- Pitcher
- Born: March 11, 1996 (age 30) Spring, Texas, U.S.
- Batted: RightThrew: Right

MLB debut
- August 27, 2021, for the Texas Rangers

Last MLB appearance
- September 4, 2023, for the Texas Rangers

MLB statistics
- Win–loss record: 7–13
- Earned run average: 5.62
- Strikeouts: 146
- Stats at Baseball Reference

Teams
- Texas Rangers (2021–2023);

= Glenn Otto =

American baseball player (born 1996)

Glenn David Otto Jr. (born March 11, 1996) is an American former professional baseball pitcher. He played in Major League Baseball (MLB) for the Texas Rangers.

==Amateur career==
Otto attended Concordia Lutheran High School in Tomball, Texas. Undrafted out of high school in 2014, he attended Rice University to play college baseball for the Rice Owls. Otto was drafted by the New York Yankees in the fifth round of the 2017 Major League Baseball draft and signed for a $320,000 signing bonus.

==Professional career==
===New York Yankees===
Otto split his professional debut season in 2017 between the Gulf Coast Yankees and Staten Island Yankees, going a combined 3–0 with a 1.35 ERA and 30 strikeouts over 20 innings. He spent the 2018 season with the Charleston RiverDogs, recording a 1–1 record with a 3.48 ERA and 8 strikeouts over 10 1/3 innings pitched. Otto was limited in the 2018 season as he dealt with a blood clot in his shoulder. Otto split 2019 between the GCL Yankees and Tampa Tarpons, compiling a 3–3 record with a 3.23 ERA and 74 strikeouts over 61 1/3 innings. Following the 2019 season, Otto played in the Arizona Fall League for the Surprise Saguaros.

Otto did not play in a game in 2020 due to the cancellation of the minor league season because of the COVID-19 pandemic. He opened 2021 with the Somerset Patriots, going 6–3 with a 3.17 ERA and 103 strikeouts over 65 1/3 innings. After being promoted to the Scranton/Wilkes-Barre RailRiders on July 13, he posted a 1–0 record with a 4.35 ERA and 12 strikeouts over 10 1/3 innings.

===Texas Rangers===
On July 29, 2021, Otto, along with Josh Smith, Ezequiel Durán, and Trevor Hauver were traded to the Texas Rangers in exchange for Joey Gallo and Joely Rodríguez. He was assigned to the Round Rock Express of the Triple-A West following the trade, going 2–1 with a 2.70 ERA and 19 strikeouts over 20 innings.
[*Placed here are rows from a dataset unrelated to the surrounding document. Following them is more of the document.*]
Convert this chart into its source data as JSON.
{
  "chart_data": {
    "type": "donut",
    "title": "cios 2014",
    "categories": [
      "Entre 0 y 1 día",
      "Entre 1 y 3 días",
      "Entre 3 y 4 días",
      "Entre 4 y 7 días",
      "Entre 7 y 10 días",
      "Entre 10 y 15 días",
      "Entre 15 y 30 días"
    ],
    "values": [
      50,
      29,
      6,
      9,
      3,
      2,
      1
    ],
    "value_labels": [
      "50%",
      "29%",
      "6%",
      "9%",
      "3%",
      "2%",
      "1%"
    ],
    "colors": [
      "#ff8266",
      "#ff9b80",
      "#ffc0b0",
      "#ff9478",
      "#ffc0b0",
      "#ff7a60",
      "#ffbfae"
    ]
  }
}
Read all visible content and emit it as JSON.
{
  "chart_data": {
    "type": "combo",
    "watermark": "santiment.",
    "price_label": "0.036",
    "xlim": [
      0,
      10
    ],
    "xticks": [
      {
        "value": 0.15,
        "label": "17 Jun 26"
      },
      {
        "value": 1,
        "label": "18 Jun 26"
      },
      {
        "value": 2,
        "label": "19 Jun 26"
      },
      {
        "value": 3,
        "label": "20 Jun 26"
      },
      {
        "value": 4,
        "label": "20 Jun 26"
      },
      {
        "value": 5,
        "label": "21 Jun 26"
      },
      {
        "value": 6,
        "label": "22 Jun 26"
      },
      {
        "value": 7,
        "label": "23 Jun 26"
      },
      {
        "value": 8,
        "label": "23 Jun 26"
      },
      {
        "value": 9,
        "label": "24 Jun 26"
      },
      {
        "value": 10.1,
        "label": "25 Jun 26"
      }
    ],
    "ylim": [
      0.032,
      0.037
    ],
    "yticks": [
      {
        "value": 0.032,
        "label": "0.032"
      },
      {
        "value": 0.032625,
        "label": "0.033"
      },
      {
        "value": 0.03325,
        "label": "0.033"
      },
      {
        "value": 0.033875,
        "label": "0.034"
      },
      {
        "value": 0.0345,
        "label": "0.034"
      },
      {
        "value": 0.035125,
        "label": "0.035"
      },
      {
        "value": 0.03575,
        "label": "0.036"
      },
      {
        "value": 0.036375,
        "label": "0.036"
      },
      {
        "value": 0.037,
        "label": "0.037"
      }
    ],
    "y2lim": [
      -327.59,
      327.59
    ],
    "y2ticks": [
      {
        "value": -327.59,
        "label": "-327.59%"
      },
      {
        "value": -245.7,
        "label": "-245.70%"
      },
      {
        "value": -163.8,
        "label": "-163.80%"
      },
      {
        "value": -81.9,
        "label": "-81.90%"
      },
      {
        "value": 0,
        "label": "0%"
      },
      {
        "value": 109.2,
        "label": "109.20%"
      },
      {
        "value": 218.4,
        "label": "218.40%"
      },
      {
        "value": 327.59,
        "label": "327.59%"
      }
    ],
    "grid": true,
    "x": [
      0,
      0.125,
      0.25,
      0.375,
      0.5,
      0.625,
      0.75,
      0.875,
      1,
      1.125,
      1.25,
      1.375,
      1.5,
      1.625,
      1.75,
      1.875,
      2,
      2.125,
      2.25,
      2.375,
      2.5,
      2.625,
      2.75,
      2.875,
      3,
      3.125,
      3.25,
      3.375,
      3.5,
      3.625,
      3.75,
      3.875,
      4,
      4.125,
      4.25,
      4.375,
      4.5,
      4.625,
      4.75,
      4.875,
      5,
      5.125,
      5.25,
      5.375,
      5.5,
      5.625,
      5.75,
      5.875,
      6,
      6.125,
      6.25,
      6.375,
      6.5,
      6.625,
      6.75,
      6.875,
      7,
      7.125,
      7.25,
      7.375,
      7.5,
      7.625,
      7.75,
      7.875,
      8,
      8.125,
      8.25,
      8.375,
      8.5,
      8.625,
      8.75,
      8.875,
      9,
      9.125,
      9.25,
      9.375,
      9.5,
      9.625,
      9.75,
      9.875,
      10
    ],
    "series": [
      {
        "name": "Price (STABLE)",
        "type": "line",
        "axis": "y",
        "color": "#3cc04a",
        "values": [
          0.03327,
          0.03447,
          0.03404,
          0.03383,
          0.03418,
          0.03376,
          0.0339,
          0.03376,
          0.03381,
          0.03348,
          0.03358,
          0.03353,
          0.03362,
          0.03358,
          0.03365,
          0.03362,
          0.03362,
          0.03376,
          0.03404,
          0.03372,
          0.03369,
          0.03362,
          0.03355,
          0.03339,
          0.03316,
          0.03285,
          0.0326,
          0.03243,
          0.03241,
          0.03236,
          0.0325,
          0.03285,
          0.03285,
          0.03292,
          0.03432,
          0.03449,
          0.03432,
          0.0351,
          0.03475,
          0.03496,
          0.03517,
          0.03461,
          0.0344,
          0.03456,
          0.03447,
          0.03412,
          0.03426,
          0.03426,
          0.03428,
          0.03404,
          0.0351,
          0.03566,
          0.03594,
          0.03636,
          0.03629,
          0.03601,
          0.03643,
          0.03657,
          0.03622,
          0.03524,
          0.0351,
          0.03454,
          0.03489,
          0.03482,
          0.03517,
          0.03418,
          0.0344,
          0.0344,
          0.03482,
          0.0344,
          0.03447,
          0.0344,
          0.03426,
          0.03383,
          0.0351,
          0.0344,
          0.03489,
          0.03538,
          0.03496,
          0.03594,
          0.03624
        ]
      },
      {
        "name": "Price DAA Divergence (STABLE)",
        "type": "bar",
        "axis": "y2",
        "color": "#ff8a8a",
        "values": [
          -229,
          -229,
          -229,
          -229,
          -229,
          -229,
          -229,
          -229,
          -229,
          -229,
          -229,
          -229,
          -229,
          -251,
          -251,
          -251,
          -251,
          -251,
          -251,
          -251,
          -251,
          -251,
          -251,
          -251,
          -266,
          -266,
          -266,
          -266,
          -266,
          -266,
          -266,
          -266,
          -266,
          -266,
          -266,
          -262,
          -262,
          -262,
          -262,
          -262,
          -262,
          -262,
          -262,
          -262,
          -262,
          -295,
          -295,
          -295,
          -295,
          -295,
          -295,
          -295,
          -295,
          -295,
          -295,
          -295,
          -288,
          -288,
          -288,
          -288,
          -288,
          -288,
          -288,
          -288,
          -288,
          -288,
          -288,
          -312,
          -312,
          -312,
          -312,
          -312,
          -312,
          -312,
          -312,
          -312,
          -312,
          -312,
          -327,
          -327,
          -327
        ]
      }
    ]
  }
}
On August 27, Texas selected Otto's contract and promoted him to the major leagues to make his MLB debut that night versus the Houston Astros. In his debut, he threw five scoreless innings while recording seven strikeouts. Over six games for Texas in 2021, Otto posted a record of 0–3, a 9.26 ERA, and 28 strikeouts over 23 1/3 innings. After opening the 2022 season with 3 starts for Round Rock, Otto spent the rest of the season with Texas, going 7–10 with a 4.64 ERA and 107 strikeouts over 135 2/3 innings.

Otto opened the 2023 season on the 60-day injured list with a strained oblique. He was activated to make his season debut on June 30, 2023. After struggling to a 10.13 ERA in 6 appearances, Otto was designated for assignment by the Rangers on September 5.

===San Diego Padres===
On September 7, 2023, Otto was claimed off waivers by the San Diego Padres. He made 3 starts for the Triple–A El Paso Chihuahuas, logging an 0–2 record and 7.94 ERA with 4 strikeouts across 5 2/3 innings.

Otto began the 2024 season on the injured list with a right teres major muscle strain. He was designated for assignment by the Padres on July 28, 2024, without having appeared for the team. Otto was released by the organization the same day.

===Houston Astros===
On August 14, 2024, Otto signed a minor league contract with the Houston Astros. On October 27, Otto re-signed with the Astros on a minor league contract for the 2025 season.